Itinerario, 1993-2001 Suite de 46 fotografías analógicas 305 x 430 Copia de exhibición Obra original: Fundación Bienal de Cuenca

A Matilde, en verdad, le fascinaba la arqueología. En una revista de divulgación que leyó en su infancia, había conocido la notable epopeya intelectual de Jean-François Champollion quien, sin moverse de París, logró descifrar el significado de los jeroglíficos egipcios inscriptos en la célebre piedra de Rosetta. El padre de Matilde, en una suerte de ejercicio arqueológico sobre su propia hija, supo interpretar ese entusiasmo como el eco de una vocación que latía, escondida, a la espera de ser develada: el arte, con su laboriosa paciencia, iba a ser el modo en que Matilde aprendería a exhumar el aura de objetos, paisajes, edificios y seres vivos. No de todos, sino de aquellos que, como a todo artista que se precie de tal, parecen haber estado esperándola para que sea ella quien los redima de su exilio de polvo o de silencio.

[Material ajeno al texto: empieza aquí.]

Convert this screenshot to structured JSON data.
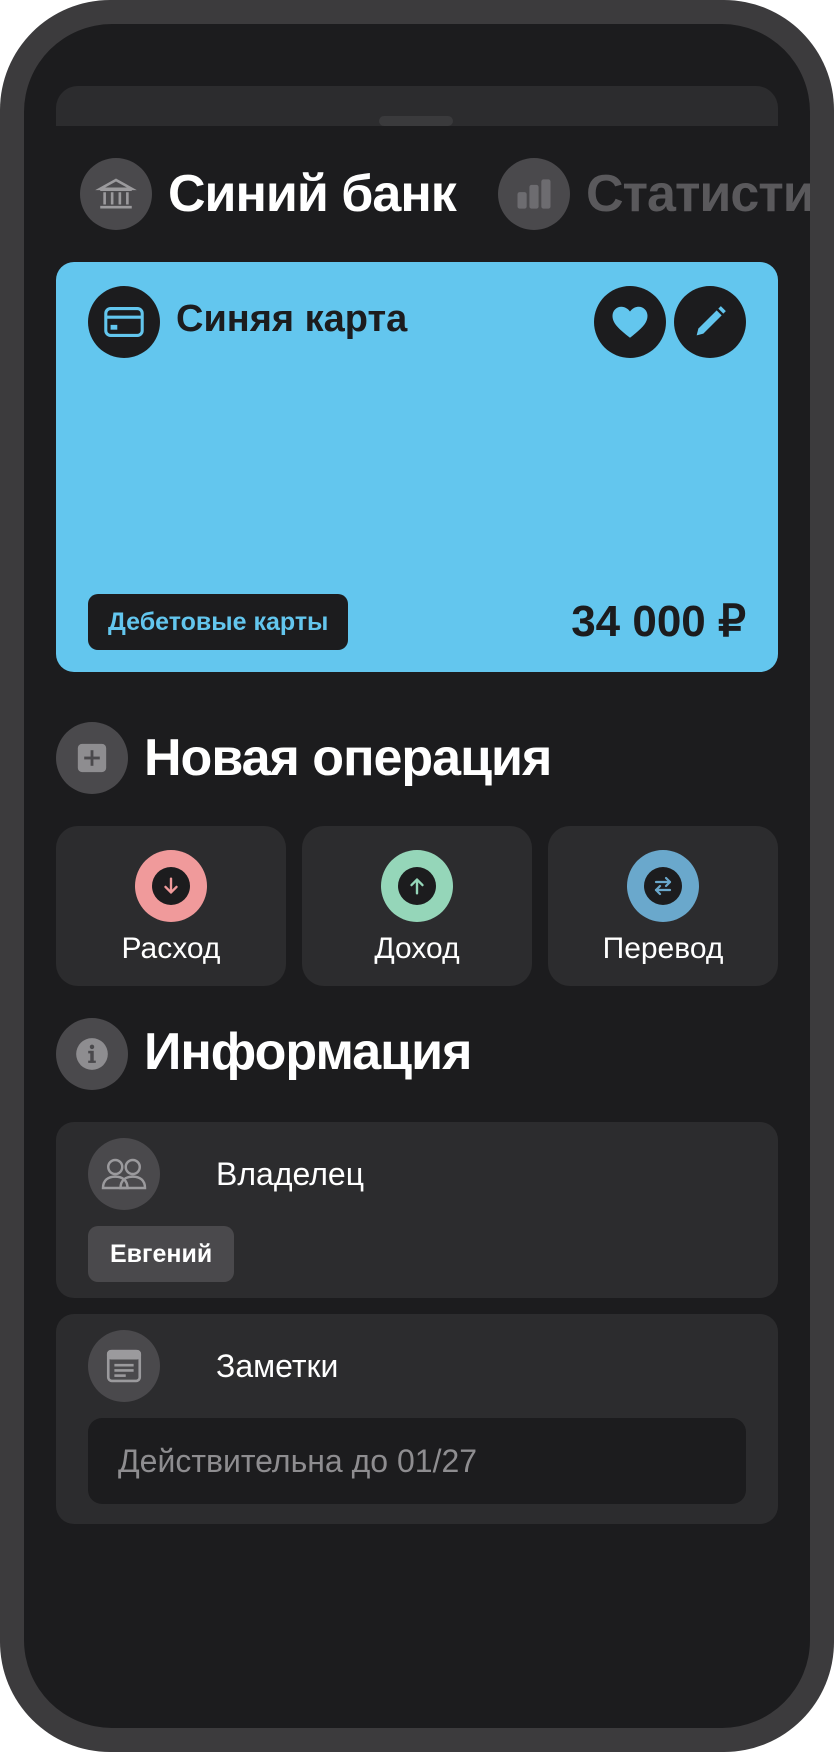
{
  "header": {
    "bank_title": "Синий банк",
    "stats_tab": "Статистика"
  },
  "card": {
    "name": "Синяя карта",
    "category": "Дебетовые карты",
    "balance": "34 000 ₽",
    "color": "#63c6ee"
  },
  "new_operation": {
    "title": "Новая операция",
    "buttons": [
      {
        "label": "Расход",
        "color": "#f09a9b",
        "icon": "arrow-down-icon"
      },
      {
        "label": "Доход",
        "color": "#95d6b9",
        "icon": "arrow-up-icon"
      },
      {
        "label": "Перевод",
        "color": "#6aa8cc",
        "icon": "transfer-icon"
      }
    ]
  },
  "info": {
    "title": "Информация",
    "owner": {
      "label": "Владелец",
      "value": "Евгений"
    },
    "notes": {
      "label": "Заметки",
      "value": "Действительна до 01/27"
    }
  }
}
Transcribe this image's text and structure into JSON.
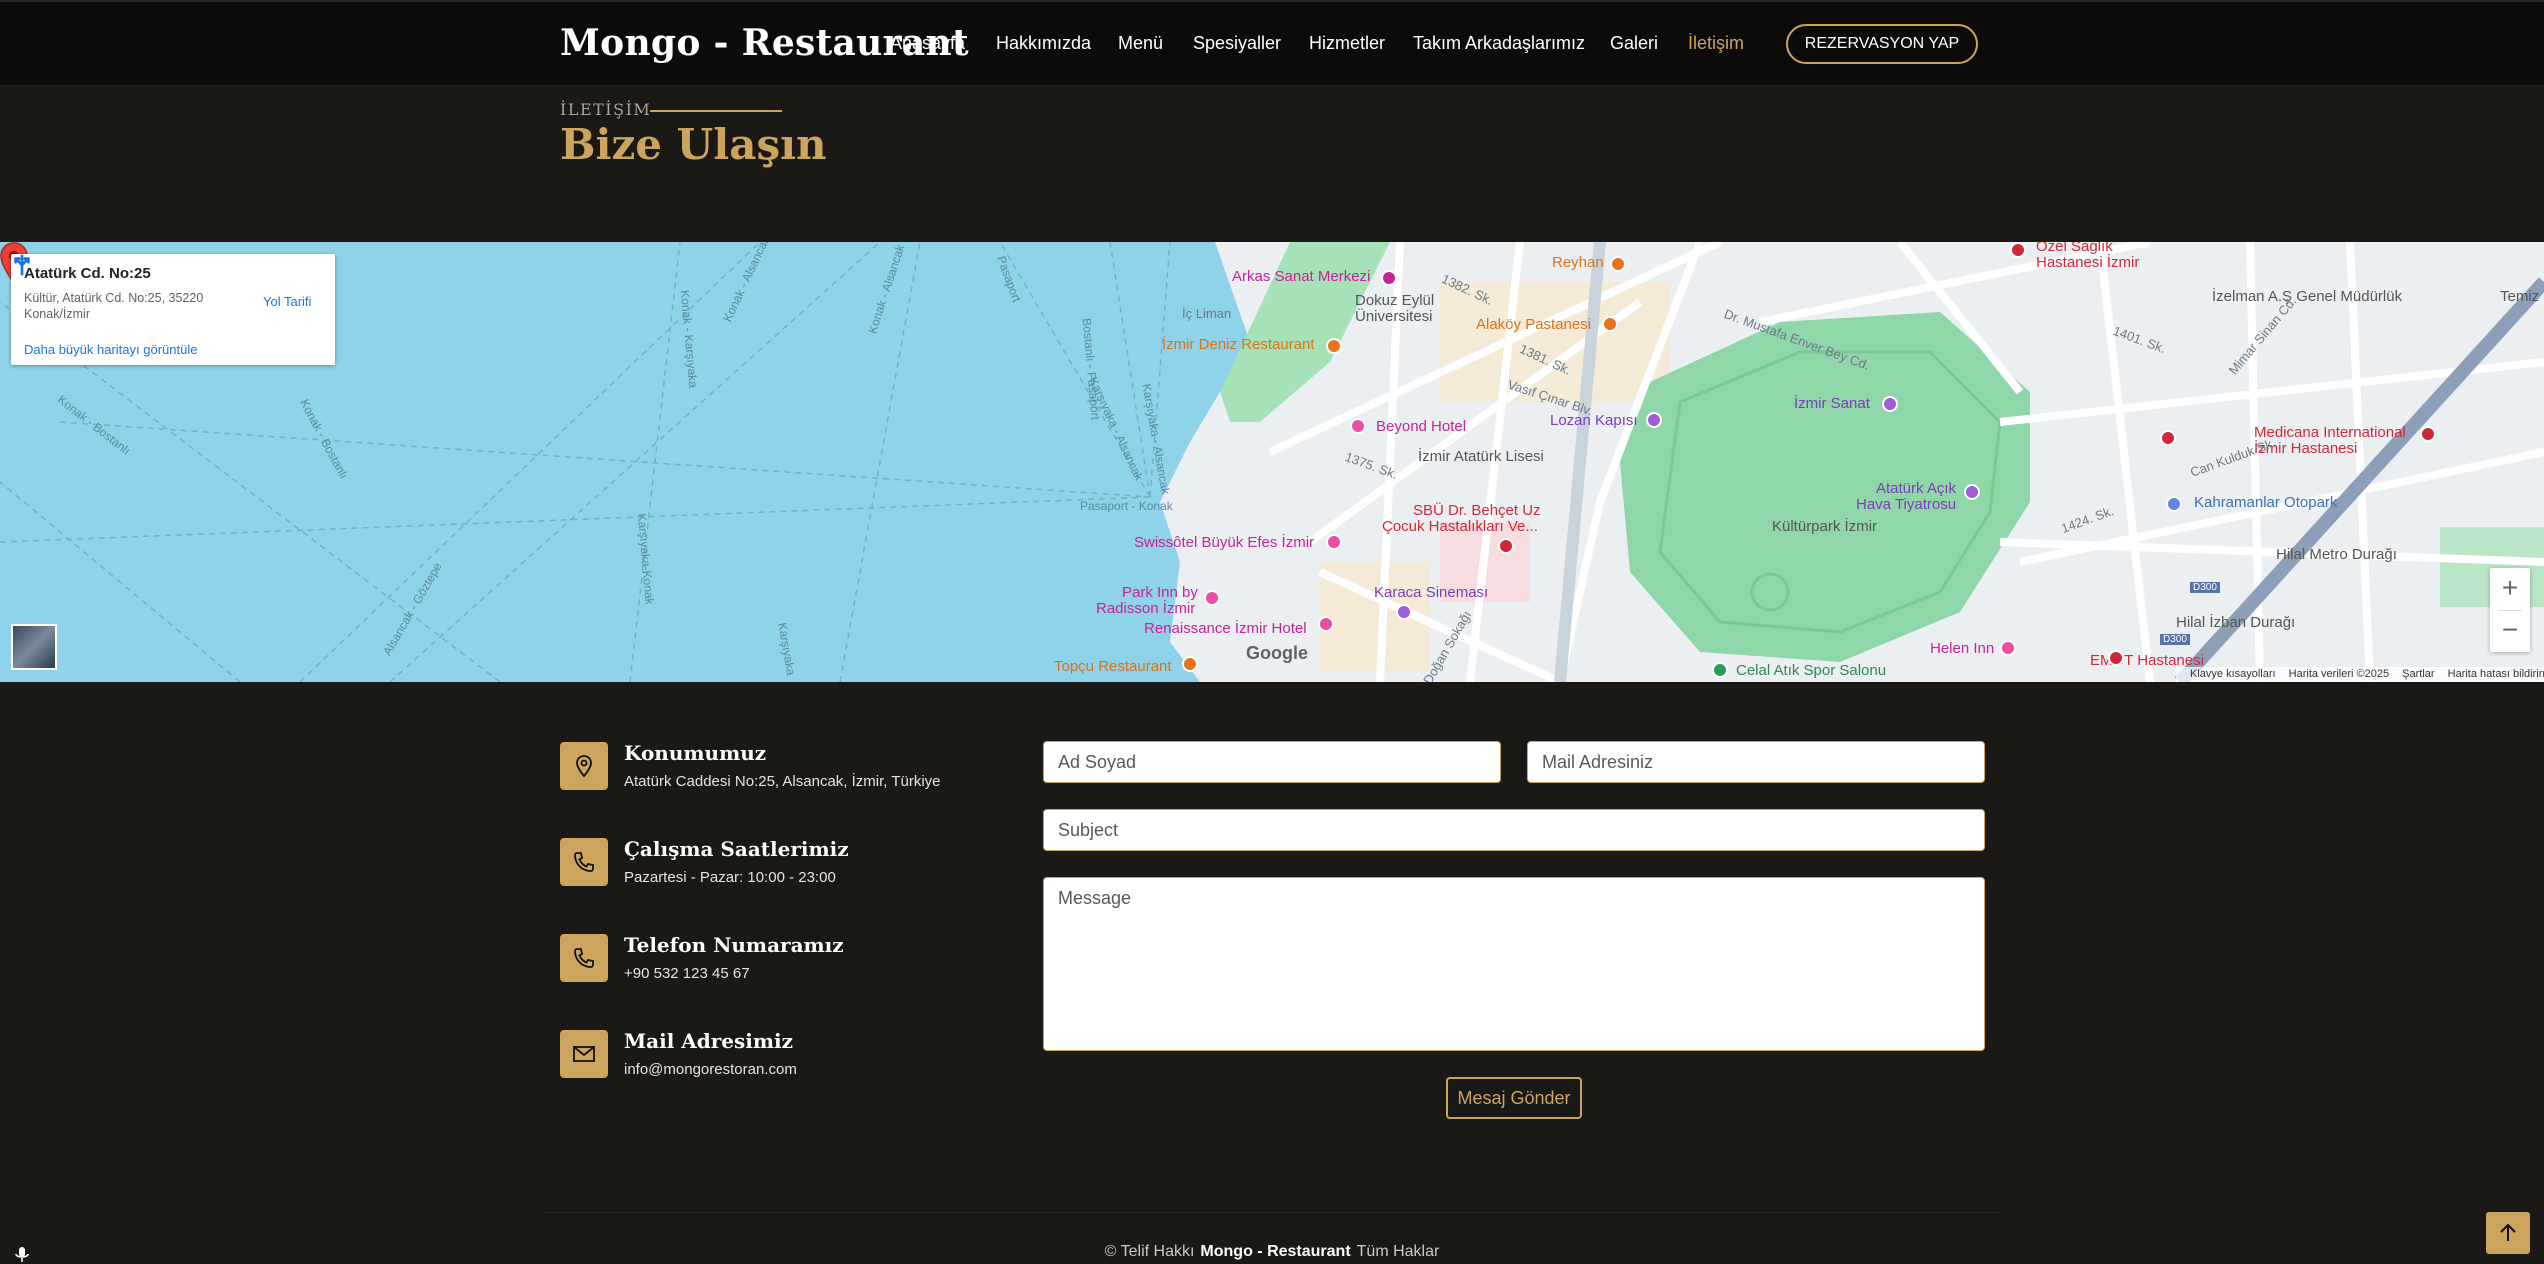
{
  "header": {
    "brand": "Mongo - Restaurant",
    "nav": [
      "Anasayfa",
      "Hakkımızda",
      "Menü",
      "Spesiyaller",
      "Hizmetler",
      "Takım Arkadaşlarımız",
      "Galeri",
      "İletişim"
    ],
    "active_nav": "İletişim",
    "reservation_label": "REZERVASYON YAP"
  },
  "section": {
    "eyebrow": "İLETİŞİM",
    "title": "Bize Ulaşın"
  },
  "map": {
    "card_title": "Atatürk Cd. No:25",
    "card_address": "Kültür, Atatürk Cd. No:25, 35220 Konak/İzmir",
    "directions_label": "Yol Tarifi",
    "bigger_map_link": "Daha büyük haritayı görüntüle",
    "google_logo": "Google",
    "attribution": [
      "Klavye kısayolları",
      "Harita verileri ©2025",
      "Şartlar",
      "Harita hatası bildirin"
    ],
    "labels": {
      "arkas": "Arkas Sanat Merkezi",
      "reyhan": "Reyhan",
      "dokuz1": "Dokuz Eylül",
      "dokuz2": "Üniversitesi",
      "alakoy": "Alaköy Pastanesi",
      "ic_liman": "İç Liman",
      "deniz_rest": "İzmir Deniz Restaurant",
      "beyond": "Beyond Hotel",
      "lozan": "Lozan Kapısı",
      "izmir_sanat": "İzmir Sanat",
      "ataturk_lisesi": "İzmir Atatürk Lisesi",
      "sbu1": "SBÜ Dr. Behçet Uz",
      "sbu2": "Çocuk Hastalıkları Ve...",
      "swissotel": "Swissôtel Büyük Efes İzmir",
      "park_inn1": "Park Inn by",
      "park_inn2": "Radisson İzmir",
      "renaissance": "Renaissance İzmir Hotel",
      "karaca": "Karaca Sineması",
      "topcu": "Topçu Restaurant",
      "kulturpark": "Kültürpark İzmir",
      "acik_hava1": "Atatürk Açık",
      "acik_hava2": "Hava Tiyatrosu",
      "ozel_saglik1": "Özel Sağlık",
      "ozel_saglik2": "Hastanesi İzmir",
      "izelman": "İzelman A.Ş Genel Müdürlük",
      "medicana1": "Medicana International",
      "medicana2": "İzmir Hastanesi",
      "kahramanlar": "Kahramanlar Otopark",
      "hilal_metro": "Hilal Metro Durağı",
      "hilal_izban": "Hilal İzban Durağı",
      "helen": "Helen Inn",
      "emot": "EMOT Hastanesi",
      "celal": "Celal Atık Spor Salonu",
      "pasaport": "Pasaport - Konak",
      "mustafa": "Dr. Mustafa Enver Bey Cd.",
      "vasif": "Vasıf Çınar Blv.",
      "sk1375": "1375. Sk.",
      "sk1382": "1382. Sk.",
      "sk1381": "1381. Sk.",
      "sk1401": "1401. Sk.",
      "sk1424": "1424. Sk.",
      "can_kulduk": "Can Kulduk Sk.",
      "mimar_sinan": "Mimar Sinan Cd.",
      "dogan": "Doğan Sokağı",
      "temiz": "Temiz",
      "d300": "D300",
      "sea_konak_bostanli": "Konak - Bostanlı",
      "sea_konak_karsiyaka": "Konak - Karşıyaka",
      "sea_karsiyaka_konak": "Karşıyaka-Konak",
      "sea_alsancak": "Alsancak - Göztepe",
      "sea_pasaport": "Pasaport",
      "sea_bostanli_pasaport": "Bostanlı - Pasaport",
      "sea_karsiyaka_alsancak": "Karşıyaka - Alsancak",
      "sea_konak": "Konak - Alsancak",
      "sea_karsiyaka": "Karşıyaka"
    }
  },
  "contact": {
    "items": [
      {
        "title": "Konumumuz",
        "text": "Atatürk Caddesi No:25, Alsancak, İzmir, Türkiye"
      },
      {
        "title": "Çalışma Saatlerimiz",
        "text": "Pazartesi - Pazar: 10:00 - 23:00"
      },
      {
        "title": "Telefon Numaramız",
        "text": "+90 532 123 45 67"
      },
      {
        "title": "Mail Adresimiz",
        "text": "info@mongorestoran.com"
      }
    ],
    "form": {
      "name_placeholder": "Ad Soyad",
      "email_placeholder": "Mail Adresiniz",
      "subject_placeholder": "Subject",
      "message_placeholder": "Message",
      "send_label": "Mesaj Gönder"
    }
  },
  "footer": {
    "prefix": "© Telif Hakkı",
    "brand": "Mongo - Restaurant",
    "suffix": "Tüm Haklar"
  },
  "colors": {
    "accent": "#cda45e",
    "background": "#1b1916",
    "header": "#0c0b0a",
    "water": "#8ed3ea",
    "park": "#8fd6a8"
  },
  "icons": [
    "location-pin-icon",
    "phone-icon",
    "envelope-icon",
    "directions-icon",
    "arrow-up-icon",
    "microphone-icon",
    "map-marker-icon"
  ]
}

La Escuela de Bellas Artes la puso en contacto con un modo de aprendizaje mucho más libre y abierto que el de las secundarias convencionales, con las diversas disciplinas artísticas y con algunos profesores inolvidables “que me permitieron comprender que el arte es el resultado de un proceso histórico y social, cosa que creo que ahora les falta a muchos artistas que se forman en talleres particulares sin haber tenido esa experiencia de la Escuela donde, además, estaba el encuentro con los otros estudiantes”, acota ahora Matilde, en la serena y amplia luminosidad de su taller, dominado por una gama de blancos, negros y grises análoga a la que sobrevuela casi toda su obra.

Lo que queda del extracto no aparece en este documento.